Commenters generally supported the provision calling for recipients to certify firms only for types of work in which disadvantaged owners had the ability to control the firm's operations. One commenter suggested that recipients, while not requiring recertification of firms seeking to perform additional types of work as DBEs (e.g., work in other than their primary industrial classification), should have to approve a written request from firms in this position. We do believe it is necessary for recipients to verify that disadvantaged owners can control work in an additional area, and we have added language to this effect. Recipients will have discretion about how to administer this verification process.

Commenters asked for additional clarification about the eligibility of people who work only part-time in a firm. We have done so by adding examples of situations that do not lead to eligibility (part-time involvement in a full-time firm and absentee ownership) and a situation that may, depending on circumstances, be compatible with eligibility (running a part-time firm all the time it is operating). It should be noted that this provision does not preclude someone running a full-time firm from having outside employment. Outside employment is incompatible with eligibility only when it interferes with the individual's ability to control the DBE firm on a full-time basis.

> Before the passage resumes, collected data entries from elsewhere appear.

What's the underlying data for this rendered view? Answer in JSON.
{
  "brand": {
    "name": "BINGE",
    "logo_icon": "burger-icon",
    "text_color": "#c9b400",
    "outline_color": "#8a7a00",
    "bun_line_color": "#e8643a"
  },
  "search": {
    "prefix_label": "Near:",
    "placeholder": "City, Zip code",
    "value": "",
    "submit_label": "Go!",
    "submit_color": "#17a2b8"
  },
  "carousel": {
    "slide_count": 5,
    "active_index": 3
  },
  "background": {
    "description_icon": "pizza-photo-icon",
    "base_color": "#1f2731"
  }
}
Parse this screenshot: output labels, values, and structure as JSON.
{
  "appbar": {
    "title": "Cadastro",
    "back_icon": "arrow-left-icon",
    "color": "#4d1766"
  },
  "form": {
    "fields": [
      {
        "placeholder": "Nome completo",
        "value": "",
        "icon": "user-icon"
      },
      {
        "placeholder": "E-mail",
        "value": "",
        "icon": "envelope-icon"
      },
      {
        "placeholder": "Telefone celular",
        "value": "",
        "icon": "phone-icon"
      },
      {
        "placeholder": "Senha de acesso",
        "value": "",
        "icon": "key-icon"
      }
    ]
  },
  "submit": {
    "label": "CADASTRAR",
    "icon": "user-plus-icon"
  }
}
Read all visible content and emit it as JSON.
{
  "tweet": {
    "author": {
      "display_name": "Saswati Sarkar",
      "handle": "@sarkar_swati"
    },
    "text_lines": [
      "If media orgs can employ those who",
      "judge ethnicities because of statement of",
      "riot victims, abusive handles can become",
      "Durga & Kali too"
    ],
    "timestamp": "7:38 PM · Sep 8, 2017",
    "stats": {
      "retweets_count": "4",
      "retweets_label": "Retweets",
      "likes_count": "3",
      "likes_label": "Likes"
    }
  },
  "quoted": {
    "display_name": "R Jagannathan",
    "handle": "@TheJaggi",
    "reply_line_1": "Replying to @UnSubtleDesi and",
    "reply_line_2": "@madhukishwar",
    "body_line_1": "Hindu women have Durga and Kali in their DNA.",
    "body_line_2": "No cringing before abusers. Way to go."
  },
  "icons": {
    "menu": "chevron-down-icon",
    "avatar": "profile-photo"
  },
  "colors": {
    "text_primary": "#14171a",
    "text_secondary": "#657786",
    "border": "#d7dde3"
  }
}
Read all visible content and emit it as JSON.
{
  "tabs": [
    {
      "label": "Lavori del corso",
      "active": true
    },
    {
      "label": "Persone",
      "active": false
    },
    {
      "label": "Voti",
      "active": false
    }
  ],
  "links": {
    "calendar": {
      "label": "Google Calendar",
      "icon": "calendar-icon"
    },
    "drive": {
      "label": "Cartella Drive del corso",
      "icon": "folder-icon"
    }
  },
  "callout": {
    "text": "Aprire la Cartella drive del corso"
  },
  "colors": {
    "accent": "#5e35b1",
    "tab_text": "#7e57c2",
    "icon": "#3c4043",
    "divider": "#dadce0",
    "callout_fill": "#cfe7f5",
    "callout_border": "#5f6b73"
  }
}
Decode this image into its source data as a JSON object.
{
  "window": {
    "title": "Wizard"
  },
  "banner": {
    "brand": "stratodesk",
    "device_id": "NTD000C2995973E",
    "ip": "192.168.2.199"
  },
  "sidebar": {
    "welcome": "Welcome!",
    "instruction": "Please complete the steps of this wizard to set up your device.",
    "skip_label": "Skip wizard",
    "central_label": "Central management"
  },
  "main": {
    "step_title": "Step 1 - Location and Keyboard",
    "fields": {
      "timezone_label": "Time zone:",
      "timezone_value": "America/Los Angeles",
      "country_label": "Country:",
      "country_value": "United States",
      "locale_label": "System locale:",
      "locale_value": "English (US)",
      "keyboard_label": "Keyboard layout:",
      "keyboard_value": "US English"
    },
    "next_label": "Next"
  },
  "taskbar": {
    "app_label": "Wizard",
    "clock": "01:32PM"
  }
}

One commenter brought to the Department's attention the situation of DBEs who use ``employee leasing companies.'' According to the commenter, employee leasing companies fill a number of administrative functions for employers, such as payroll, personnel, forwarding of taxes to governmental entities, and drug testing. Typically, the employees of the underlying firm are transferred to the payroll of the employee leasing firm, which in turn leases them back to the underlying employer. The underlying employer continues to hire, fire, train, assign, direct, control etc. the employees with respect to their on- the-job duties. While the employee leasing firm sends payments to the IRS, Social Security, and state tax authorities on behalf of the underlying employer, it is the latter who is remains responsible for paying the taxes.

For practical and legal purposes, the underlying employer retains an employer-employee relationship with the leased employees. The employee leasing company does not get involved in the operations of the underlying employer. In this situation, the use of an employee leasing company by a DBE does not preclude the DBE from meeting the control requirements of this rule. Nor does the employee leasing company become an affiliate of the DBE for business size purposes. Case-by-case judgement, of course, remains necessary. Should an employee leasing company in fact exercise control over the on-the-job activities of employees of the DBE, then the ability of the DBE to meet control requirements would be compromised.

One commenter said, as a general matter, that independence and control should be considered separately. We view independence as an aspect of control: If a firm is not independent of some other business, then the other firm, not the disadvantaged owners, exercise control. While independence is an aspect of control that recipients must review, we do not see any benefit in separating consideration of the two concepts.

A recent court decision (Jack Wood Construction Co., Inc. v. U.S. Department of Transportation, 12 F. Supp. 2d 25 (D.D.C., 1998)) overturned a DOT Office of Civil Rights certification appeal decision that upheld a denial of certification based on lack of control. The court, reading existing part 23 closely, said that a non-disadvantaged individual who was an employee, but not an owner, of a firm could disproportionately control the affairs of a firm without making it ineligible. The court also said that the existing rule language did not make it necessary for a disadvantaged owner to have both technical and managerial competence to control a firm. Part 26 solves both problems that the court found to exist in part 23's control provisions (see Sec. 26.71(e)-(g)).